AU-DELA DE LA POCHETTE DE DISQUE
A LA DECOUVERTE D’ASSANE KANE, OU LE DISQUAIRE DE L’INSTITUT FRANÇAIS
Si vous êtes un habitué des lieux, vous avez dû le croiser une ou deux fois, là-bas dans la cour de l’Institut français où il a officiellement posé ses bagages : son laisser-passer est là pour le prouver. Disquaire, en plus d’être ce mélomane-collectionneur, qui dit avoir pris goût à la musique de maman, Assane Kane raconte qu’il a d’abord commencé par vendre quelques cassettes dans la rue. Aujourd’hui, sa réserve compte 5000 à 6000 pièces…
Peut-être que…Peut-être vous souviendrez-vous de l’avoir rencontré à la fin des années 90, ou alors avez-vous entraperçu sa longiligne silhouette quelque part dans le centre-ville de Dakar, entre l’ancienne avenue Ponty, devenue Pompidou il y a quelques années, Albert Sarraut et la rue Félix Faure, où il lui arrivait alors de vendre ses cassettes, à une époque où cela se faisait encore. C’était son fief à lui, Assane Kane, l’ancien marchand ambulant qui dit l’avoir plus ou moins fait pour «survivre» il y a quelques années, avec l’air d’assumer aujourd’hui son confortable «capital de 16 millions» ; sans fausse modestie, ni pudeur de circonstance.

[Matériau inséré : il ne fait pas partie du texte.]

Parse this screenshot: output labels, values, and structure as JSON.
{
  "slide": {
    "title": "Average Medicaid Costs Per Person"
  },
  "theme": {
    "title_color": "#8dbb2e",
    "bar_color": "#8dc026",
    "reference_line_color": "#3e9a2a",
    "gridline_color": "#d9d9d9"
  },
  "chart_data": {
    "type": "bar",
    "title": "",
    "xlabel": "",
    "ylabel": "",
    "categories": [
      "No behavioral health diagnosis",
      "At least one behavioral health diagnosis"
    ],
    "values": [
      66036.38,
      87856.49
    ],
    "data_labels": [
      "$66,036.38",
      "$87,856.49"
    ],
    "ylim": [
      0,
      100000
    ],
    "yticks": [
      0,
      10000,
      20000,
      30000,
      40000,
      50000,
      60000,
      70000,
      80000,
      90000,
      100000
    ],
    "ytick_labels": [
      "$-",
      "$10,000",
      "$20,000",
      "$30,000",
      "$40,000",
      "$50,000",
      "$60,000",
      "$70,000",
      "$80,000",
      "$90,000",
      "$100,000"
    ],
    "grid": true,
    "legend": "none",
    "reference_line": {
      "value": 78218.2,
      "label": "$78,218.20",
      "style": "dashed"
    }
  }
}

Vous ne l’entendrez peut-être pas faire comme si, ou jouer à cache-cache avec les mots, mais il vous fera tout de même comprendre, entre les lignes, que ce n’est pas qu’une question d’argent. Son récit, de sa voix légèrement endormie, commence d’ailleurs par une sorte d’aveu, emprunté à ce qu’on appellerait sa préhistoire. «J’ai toujours aimé la musique», vous dira-t-il, surtout lorsqu’elle a ce côté disons…très familial. Car à la maison, maman écoute à la fois de la soul et du jazz : Otis Redding, Ella Fitzgerald ou encore Billie Holiday, de quoi influencer le gamin de l’époque, qui ne se contentera pas de vendre ses cassettes au bord de la rue. Parce que les affaires ne marchent plus, ou parce que le format est plus ou moins passé de mode, Assane Kane finit par se reconvertir. Avec la «petite somme» qu’il a gardée, il achète quelque chose comme «18 CD», tous destinés à la vente. Et de la rue où il se trouve alors, «juste à l’entrée de la librairie Quatre Vents», l’homme n’hésitera pas à faire un prêt, 500.000 francs Cfa à l’époque, grâce à la microfinance : 500.000 francs ou le prix d’un «colis» de CD importés, estimé à 600.000 francs Cfa. Dans le lot, quelques disques de l’Orchestra Baobab, de Salif Keïta, et même du Kora Jazz…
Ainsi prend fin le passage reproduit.